BoldIQ featured in PSBJ story about tech hiring
89 people entered. Only 5 got hired [2 by BoldIQ]. Here’s why the WTIA still says this jobs program was successful. By Ashley Stewart.
Roei Ganzarski has interviewed a lot of people.
He’s CEO of BoldIQ, a scheduling software company. The Bellevue startup requires employees to have deep technical knowledge, which is why Ganzarski typically hires MIT, Stanford and University of Washington graduates.
When Ganzarski interviewed job candidates earlier this year through a new program put together by the Washington Technology Industry Association, however, there was a new rule – he couldn’t ask where they went to school.
Instead, he and all the other business leaders who participated had to decide whether to move forward based only on what the candidate said and the skills he or she had.
Modeled after the NFL, WTIA launched the “Draft Day” pilot program to help Seattle-area companies fill open jobs with candidates from nontraditional backgrounds. The goal of the program was to compel recruiters to judge a job prospect’s skills, not their alma mater.
One candidate – U.S. Army veteran Daniel Browning – spent a few minutes telling Ganzarski about his computer networking background, which included teaching people in Afghanistan.
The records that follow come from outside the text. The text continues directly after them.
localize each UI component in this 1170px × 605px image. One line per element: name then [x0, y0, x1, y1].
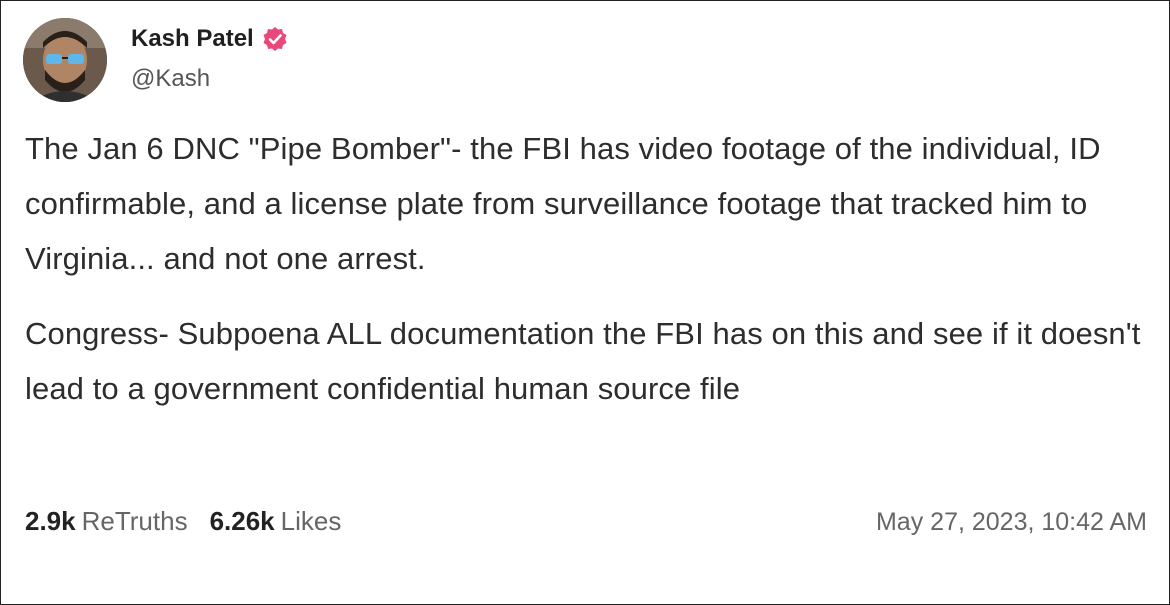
retruths-label: ReTruths — [81, 506, 188, 536]
verified-badge-icon — [262, 26, 288, 52]
likes-stat[interactable]: 6.26k Likes — [210, 506, 342, 537]
author-handle[interactable]: @Kash — [131, 65, 210, 93]
author-name-row: Kash Patel — [131, 23, 288, 55]
user-avatar-icon — [23, 18, 107, 102]
post-stats: 2.9k ReTruths 6.26k Likes — [25, 506, 363, 537]
likes-count: 6.26k — [209, 506, 275, 536]
post-timestamp[interactable]: May 27, 2023, 10:42 AM — [876, 508, 1147, 537]
avatar[interactable] — [23, 18, 107, 102]
retruths-stat[interactable]: 2.9k ReTruths — [25, 506, 188, 537]
author-display-name[interactable]: Kash Patel — [131, 25, 254, 53]
likes-label: Likes — [280, 506, 342, 536]
post-paragraph: The Jan 6 DNC "Pipe Bomber"- the FBI has… — [25, 131, 1101, 276]
post-body: The Jan 6 DNC "Pipe Bomber"- the FBI has… — [25, 121, 1145, 416]
post-card: Kash Patel @Kash The Jan 6 DNC "Pipe Bom… — [0, 0, 1170, 605]
post-paragraph: Congress- Subpoena ALL documentation the… — [25, 316, 1141, 406]
retruths-count: 2.9k — [25, 506, 76, 536]
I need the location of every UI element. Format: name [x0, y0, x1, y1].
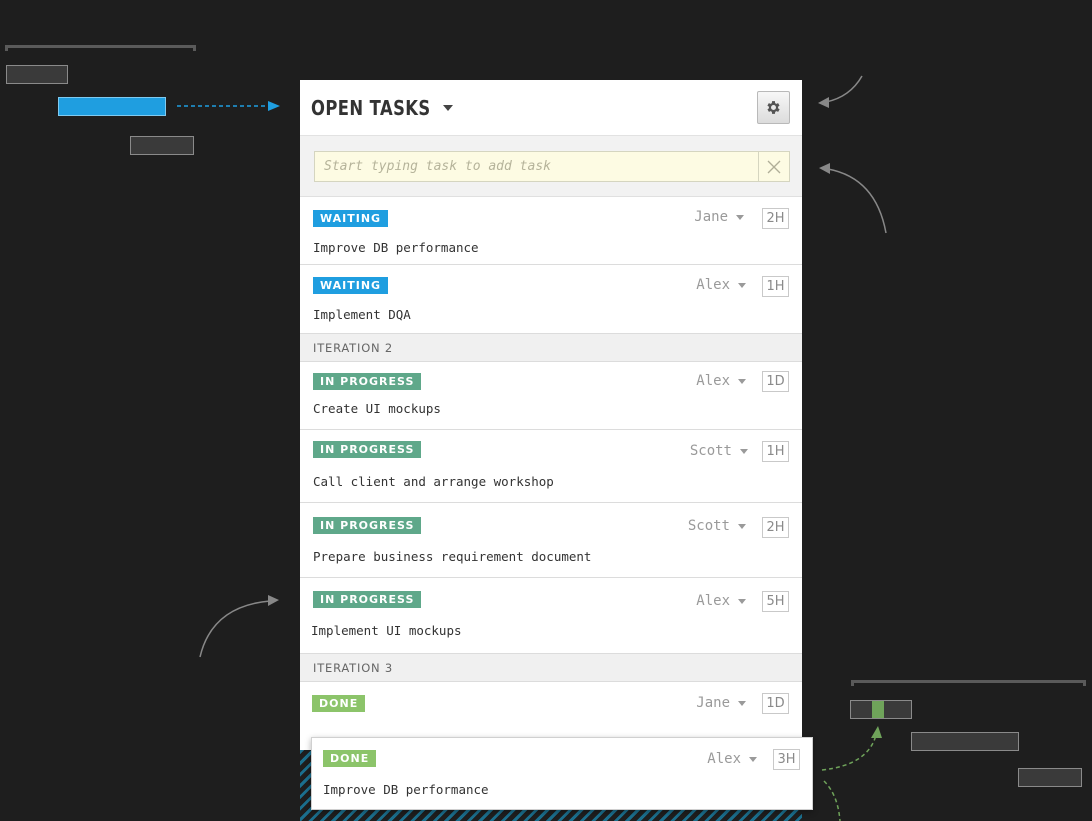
task-row[interactable]: IN PROGRESS Alex 5H Implement UI mockups [300, 578, 802, 654]
status-badge: IN PROGRESS [313, 591, 422, 608]
chevron-down-icon [738, 378, 746, 384]
clear-button[interactable] [758, 152, 789, 181]
estimate-box[interactable]: 1D [762, 371, 789, 392]
estimate-box[interactable]: 1H [762, 276, 789, 297]
assignee-dropdown[interactable]: Alex [707, 751, 757, 767]
task-name: Create UI mockups [313, 401, 441, 416]
add-task-input[interactable] [315, 152, 758, 181]
status-badge: DONE [323, 750, 377, 767]
panel-title-dropdown[interactable]: OPEN TASKS [311, 96, 453, 120]
assignee-name: Alex [696, 373, 730, 389]
estimate-box[interactable]: 1D [762, 693, 789, 714]
assignee-dropdown[interactable]: Alex [696, 593, 746, 609]
task-row[interactable]: IN PROGRESS Alex 1D Create UI mockups [300, 362, 802, 430]
assignee-dropdown[interactable]: Jane [696, 695, 746, 711]
panel-title: OPEN TASKS [311, 95, 431, 120]
estimate-box[interactable]: 5H [762, 591, 789, 612]
open-tasks-panel: OPEN TASKS WAITING Jane 2H Improve DB pe… [300, 80, 802, 750]
chevron-down-icon [749, 756, 757, 762]
task-name: Prepare business requirement document [313, 549, 592, 564]
status-badge: IN PROGRESS [313, 441, 422, 458]
assignee-name: Alex [696, 277, 730, 293]
add-task-box [314, 151, 790, 182]
task-name: Improve DB performance [323, 782, 489, 797]
assignee-name: Alex [707, 751, 741, 767]
assignee-name: Scott [689, 443, 732, 459]
gear-icon [767, 101, 780, 114]
assignee-name: Jane [694, 209, 728, 225]
chevron-down-icon [738, 598, 746, 604]
assignee-dropdown[interactable]: Alex [696, 373, 746, 389]
task-row[interactable]: IN PROGRESS Scott 1H Call client and arr… [300, 430, 802, 503]
chevron-down-icon [738, 523, 746, 529]
estimate-box[interactable]: 1H [762, 441, 789, 462]
estimate-box[interactable]: 2H [762, 208, 789, 229]
assignee-dropdown[interactable]: Scott [690, 443, 748, 459]
chevron-down-icon [738, 700, 746, 706]
status-badge: IN PROGRESS [313, 517, 422, 534]
task-row[interactable]: WAITING Jane 2H Improve DB performance [300, 197, 802, 265]
group-header: ITERATION 3 [300, 654, 802, 682]
task-name: Implement UI mockups [311, 623, 462, 638]
assignee-name: Alex [696, 593, 730, 609]
status-badge: DONE [312, 695, 366, 712]
assignee-name: Scott [687, 518, 730, 534]
chevron-down-icon [736, 214, 744, 220]
assignee-name: Jane [696, 695, 730, 711]
status-badge: IN PROGRESS [313, 373, 422, 390]
assignee-dropdown[interactable]: Scott [688, 518, 746, 534]
chevron-down-icon [442, 104, 453, 111]
task-name: Call client and arrange workshop [313, 474, 554, 489]
close-icon [767, 160, 781, 173]
dragged-task-card[interactable]: DONE Alex 3H Improve DB performance [311, 737, 813, 810]
task-name: Implement DQA [313, 307, 411, 322]
task-row[interactable]: IN PROGRESS Scott 2H Prepare business re… [300, 503, 802, 578]
status-badge: WAITING [313, 277, 389, 294]
group-header: ITERATION 2 [300, 334, 802, 362]
estimate-box[interactable]: 3H [773, 749, 800, 770]
chevron-down-icon [740, 448, 748, 454]
task-name: Improve DB performance [313, 240, 479, 255]
chevron-down-icon [738, 282, 746, 288]
assignee-dropdown[interactable]: Jane [694, 209, 744, 225]
status-badge: WAITING [313, 210, 389, 227]
estimate-box[interactable]: 2H [762, 517, 789, 538]
panel-header: OPEN TASKS [300, 80, 802, 135]
assignee-dropdown[interactable]: Alex [696, 277, 746, 293]
task-row[interactable]: WAITING Alex 1H Implement DQA [300, 265, 802, 334]
add-task-area [300, 135, 802, 197]
settings-button[interactable] [757, 91, 790, 124]
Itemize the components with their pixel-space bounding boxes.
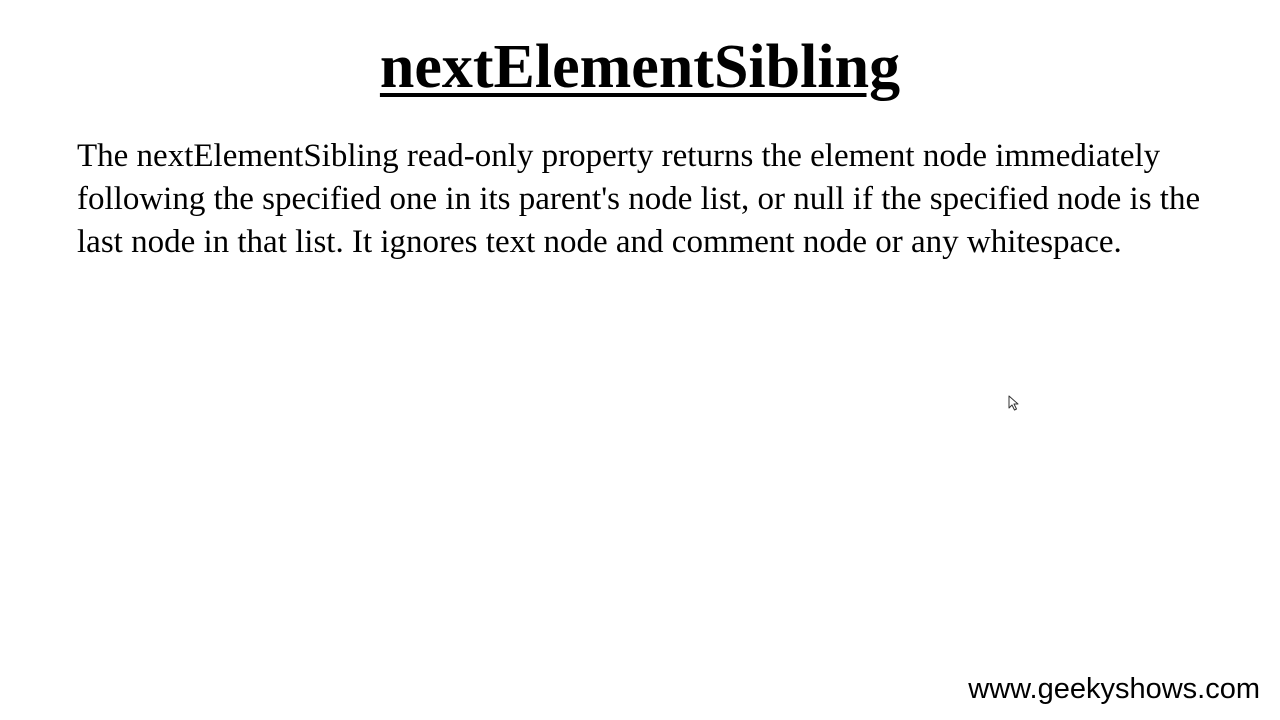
- slide-title: nextElementSibling: [379, 33, 901, 101]
- slide-description: The nextElementSibling read-only propert…: [77, 138, 1201, 260]
- slide: nextElementSibling The nextElementSiblin…: [0, 0, 1280, 720]
- mouse-pointer-icon: [1008, 395, 1019, 411]
- site-watermark: www.geekyshows.com: [968, 673, 1260, 705]
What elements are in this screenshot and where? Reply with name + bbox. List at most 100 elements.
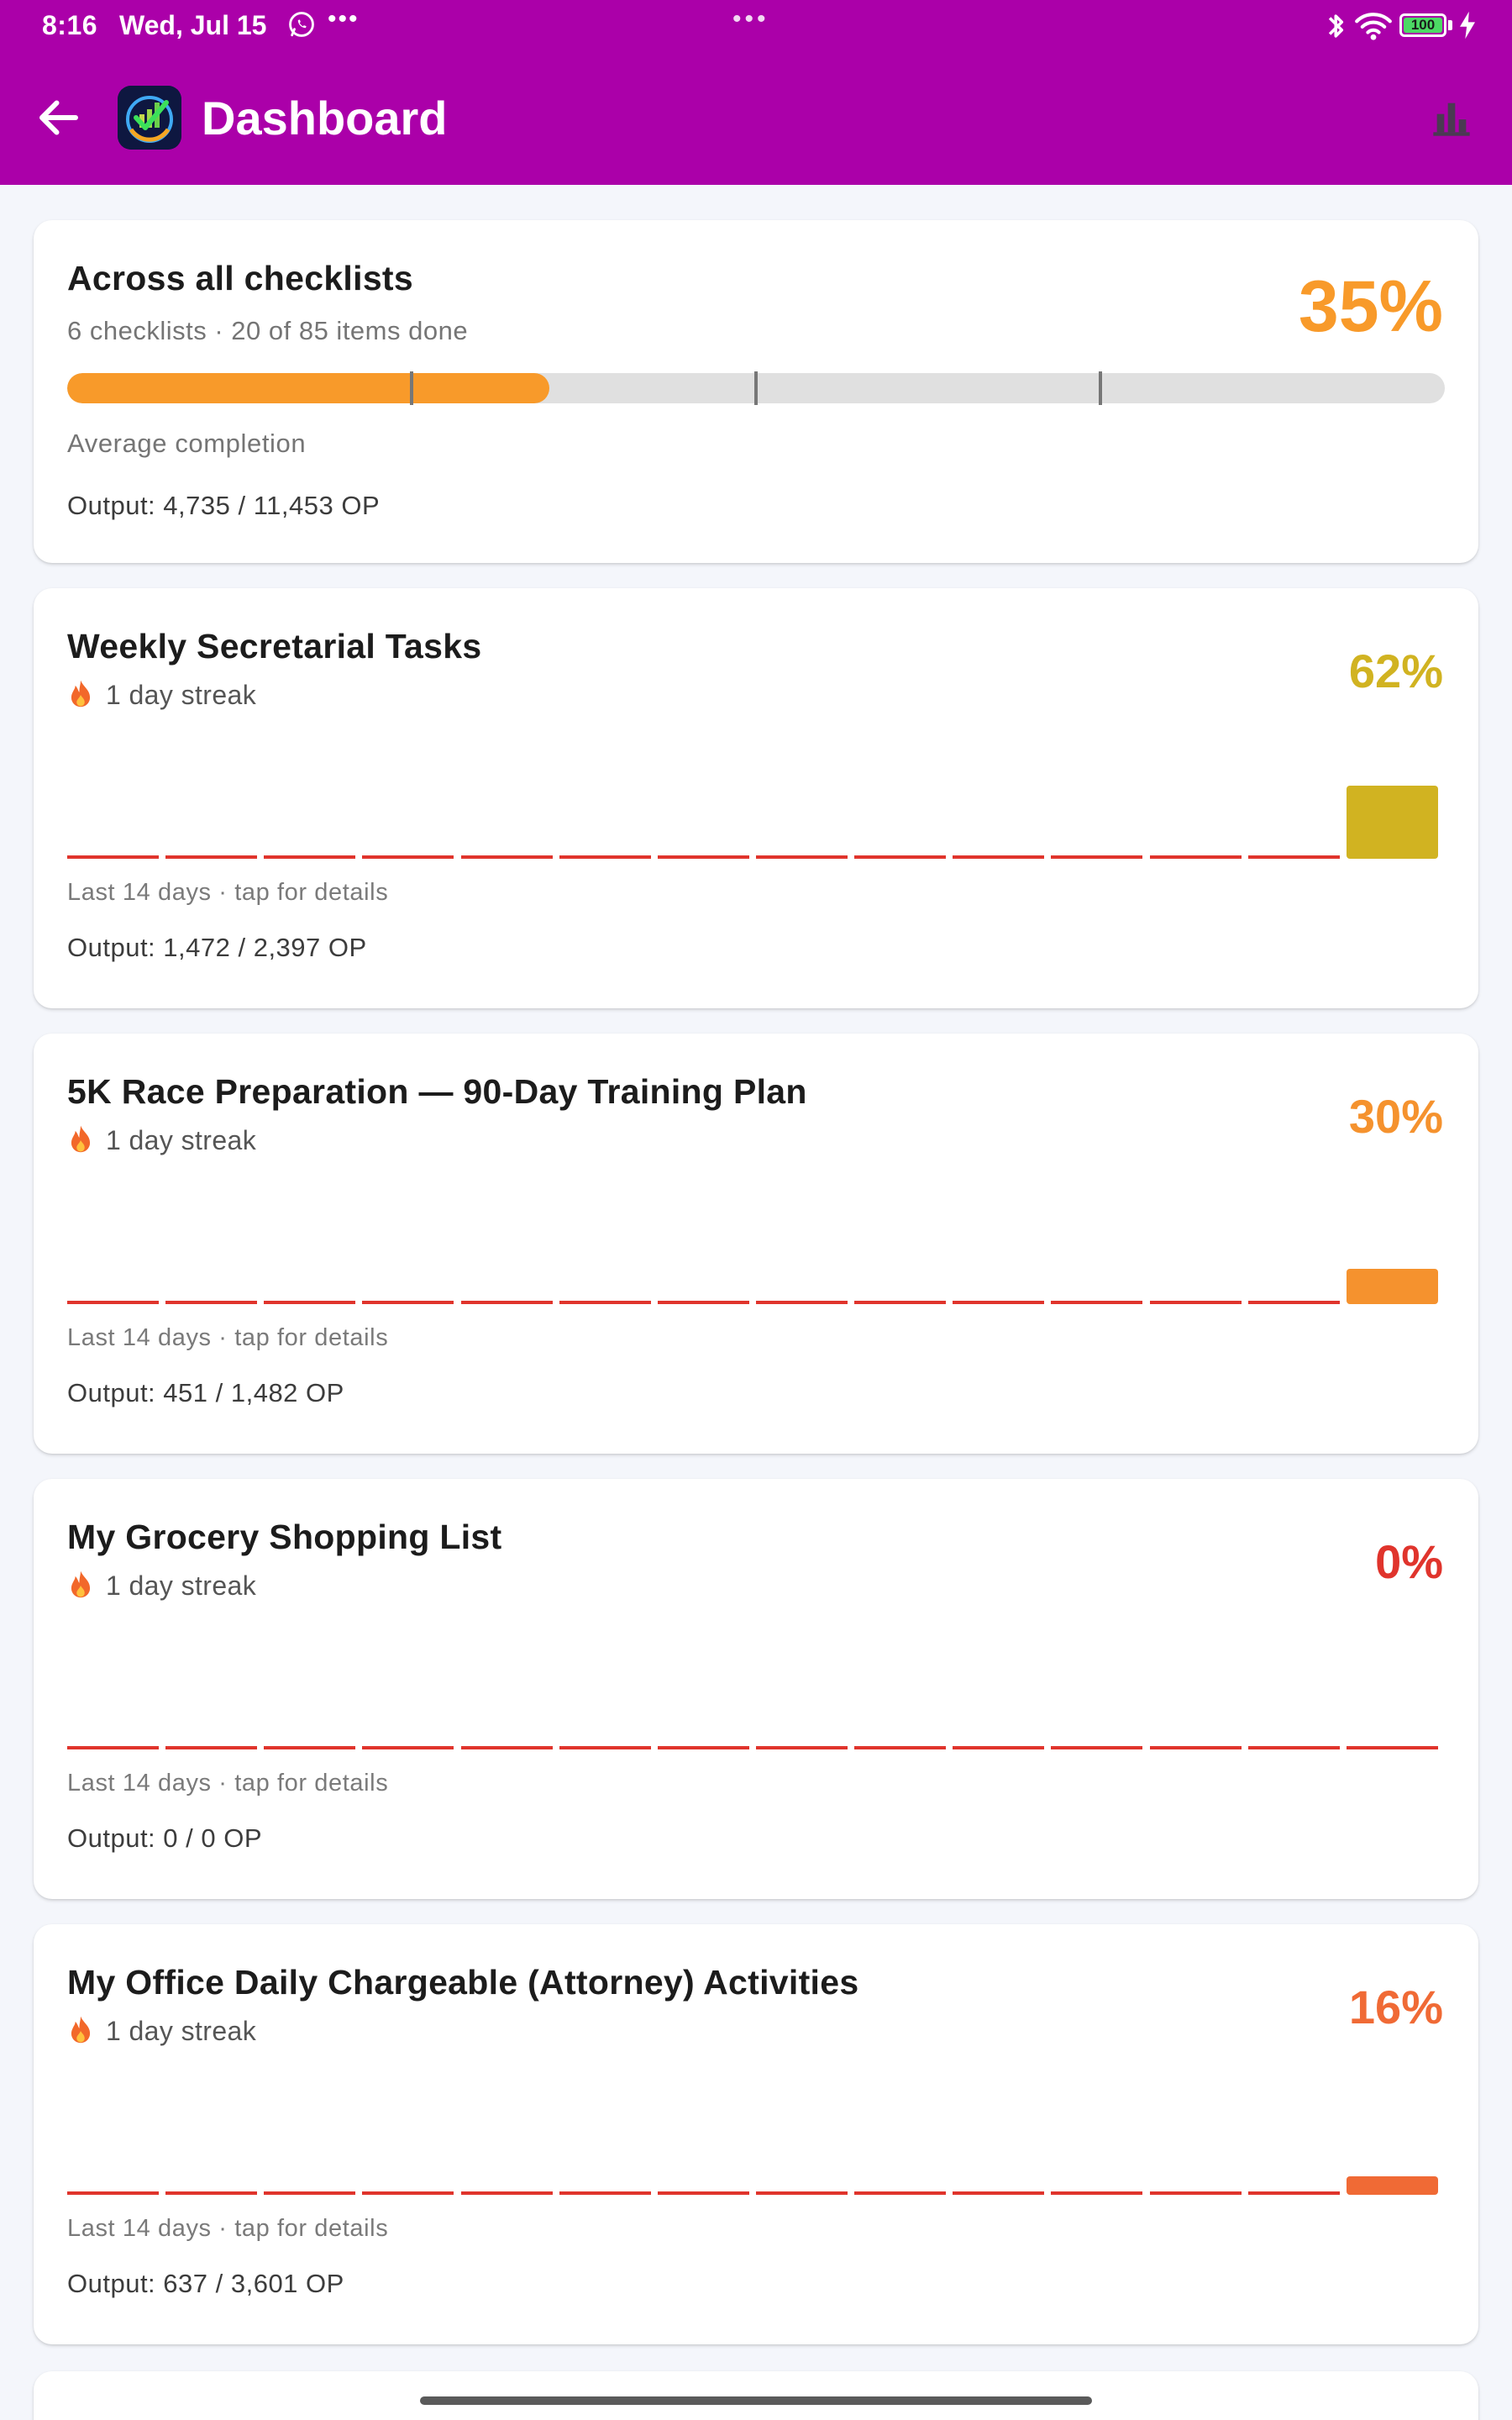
chart-caption: Last 14 days · tap for details: [67, 879, 389, 906]
day-zero-line: [67, 855, 159, 859]
day-zero-line: [756, 1746, 848, 1749]
day-zero-line: [461, 855, 553, 859]
last-14-days-chart[interactable]: [67, 1220, 1445, 1304]
day-zero-line: [264, 1301, 355, 1304]
day-zero-line: [165, 1746, 257, 1749]
day-zero-line: [658, 2191, 749, 2195]
day-zero-line: [1248, 2191, 1340, 2195]
back-arrow-icon[interactable]: [34, 92, 84, 143]
checklist-card[interactable]: My Grocery Shopping List 1 day streak 0% La…: [34, 1479, 1478, 1899]
streak-text: 1 day streak: [106, 1570, 257, 1601]
checklist-card[interactable]: Weekly Secretarial Tasks 1 day streak 62% L…: [34, 588, 1478, 1008]
checklist-output: Output: 451 / 1,482 OP: [67, 1378, 344, 1407]
last-14-days-chart[interactable]: [67, 2111, 1445, 2195]
summary-percent: 35%: [1298, 266, 1443, 347]
day-zero-line: [854, 855, 946, 859]
checklist-card[interactable]: My Office Daily Chargeable (Attorney) Ac…: [34, 1924, 1478, 2344]
page-title: Dashboard: [202, 92, 448, 145]
day-zero-line: [559, 1301, 651, 1304]
day-zero-line: [1150, 1301, 1242, 1304]
summary-title: Across all checklists: [67, 259, 413, 297]
day-zero-line: [1150, 2191, 1242, 2195]
battery-level: 100: [1404, 18, 1442, 33]
day-zero-line: [1248, 855, 1340, 859]
streak-indicator: 1 day streak: [67, 1570, 256, 1602]
chart-caption: Last 14 days · tap for details: [67, 1770, 389, 1797]
checklist-percent: 30%: [1348, 1090, 1443, 1143]
day-zero-line: [67, 1301, 159, 1304]
progress-tick-25: [410, 371, 413, 405]
day-zero-line: [67, 2191, 159, 2195]
checklist-percent: 62%: [1348, 644, 1443, 697]
whatsapp-icon: [289, 12, 314, 37]
day-zero-line: [559, 2191, 651, 2195]
app-logo-icon: [118, 86, 181, 150]
checklist-card-partial[interactable]: [34, 2371, 1478, 2420]
chart-caption: Last 14 days · tap for details: [67, 1324, 389, 1351]
progress-caption: Average completion: [67, 429, 307, 458]
day-zero-line: [953, 2191, 1044, 2195]
day-zero-line: [559, 855, 651, 859]
flame-icon: [71, 1125, 91, 1153]
day-zero-line: [264, 2191, 355, 2195]
day-zero-line: [953, 1746, 1044, 1749]
checklist-title: Weekly Secretarial Tasks: [67, 627, 482, 666]
streak-indicator: 1 day streak: [67, 1124, 256, 1156]
day-zero-line: [1051, 1301, 1142, 1304]
day-zero-line: [461, 1301, 553, 1304]
streak-text: 1 day streak: [106, 679, 257, 710]
flame-icon: [71, 1570, 91, 1598]
last-14-days-chart[interactable]: [67, 775, 1445, 859]
day-zero-line: [1051, 855, 1142, 859]
day-zero-line: [461, 2191, 553, 2195]
day-zero-line: [756, 1301, 848, 1304]
battery-icon: 100: [1399, 13, 1446, 37]
day-zero-line: [756, 855, 848, 859]
status-time: 8:16: [42, 10, 98, 40]
day-zero-line: [165, 2191, 257, 2195]
streak-text: 1 day streak: [106, 2015, 257, 2046]
checklist-title: My Grocery Shopping List: [67, 1518, 502, 1556]
checklist-card[interactable]: 5K Race Preparation — 90-Day Training Pl…: [34, 1034, 1478, 1454]
day-zero-line: [756, 2191, 848, 2195]
app-bar: 8:16 Wed, Jul 15 ••• ••• 100 Dashboard: [0, 0, 1512, 185]
home-indicator[interactable]: [420, 2396, 1092, 2405]
streak-indicator: 1 day streak: [67, 2015, 256, 2047]
day-zero-line: [264, 1746, 355, 1749]
summary-subtitle: 6 checklists · 20 of 85 items done: [67, 316, 469, 345]
bar-chart-icon[interactable]: [1430, 96, 1473, 139]
day-zero-line: [559, 1746, 651, 1749]
day-zero-line: [362, 1746, 454, 1749]
day-zero-line: [362, 1301, 454, 1304]
day-zero-line: [953, 855, 1044, 859]
summary-card[interactable]: Across all checklists 6 checklists · 20 …: [34, 220, 1478, 563]
day-zero-line: [165, 855, 257, 859]
summary-output: Output: 4,735 / 11,453 OP: [67, 491, 381, 520]
day-zero-line: [165, 1301, 257, 1304]
day-zero-line: [1248, 1746, 1340, 1749]
progress-tick-75: [1099, 371, 1102, 405]
status-date: Wed, Jul 15: [119, 10, 267, 40]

“I thought if he could teach computer networking to a bunch of Afghanis in a war zone, I bet he could do well here,” Ganzarski said. “If he told me then he went to MIT, I would have believed him de de s.”
But Browning didn’t go to MIT. He didn’t go to a university for computer science at all.
He graduated from Code Fellows, a computer science bootcamp that teaches fundamental skills in weeks, not months. Ganzarski’s reaction is the desired effect of a recent Washington Technology Industry Association program aimed toward eliminating school bias.
Code schools — some of which are nonprofits, others are for-profit programs — have the potential to mitigate the profound lack of diverse technology talent in the Puget Sound region. The number of students graduating from code schools is on the rise. Code.org, for example, is No. 60 on the PSBJ’s nonprofit list and launched only a few years ago.
Still, technology companies want to hire computer science graduates from the same top schools, which have fewer women, people of color and veterans in their graduate ranks.
The nonprofit WTIA reached out to educators from coding schools and community and technology colleges to nominate recent graduates for the program. Nearly 90 were nominated and coached through a “Training Day” skills workshop.
Ultimately, the group selected 16 candidates – including 10 women, six people of color and two veterans – for short, speed-dating-style interviews with local companies including Uber, Redfin and SweetLabs.
Seven students received job offers and five accepted. Samantha Prince – the full-stack developer featured in the July 8 PSBJ cover story “Coders are in demand. So why aren’t tech companies hiring code school grads?” – is one of the graduates who now has a job because of the program. She was hired by Bellevue startupBase2 Solutions, which hired three women who participated in Draft Day.
Draft Day wasn’t perfect and not all code school and community college computer science graduates are ready for jobs. Most of the nominees – the people recommended by code schools and community colleges – weren’t prepared for an interview.
Ultimately, less than 6 percent of the original participants have jobs because of the program. But WTIA still counts Draft Day as a success because recruiters learned good talent can come from anywhere.
“Those students weren’t getting interviews,” WTIA CEO Michael Schutzler said. “We can get them interviews now, and that’s truly inspiring and motivating.”
WTIA plans to revisit the program, with a few changes, including focusing on particular workforce demands.
The idea for the program came out of an annual event that brings together companies, government and academia to tackle the state’s technology challenges, which happens again this fall.
Before Draft Day, Ganzarski said he didn’t think code school graduates would be right for his company.
Then, BoldIQ hired two Draft Day participants, including Browning, and Ganzarski said they’ve exceeded his expectations.
“We went into this looking at it like we were giving them an opportunity,” Ganzarski said. “What we found was they have tremendous skill, capability and passion for what they are doing and they’ve been able to achieve even more than we would have expected from any hire, even a brand name school.”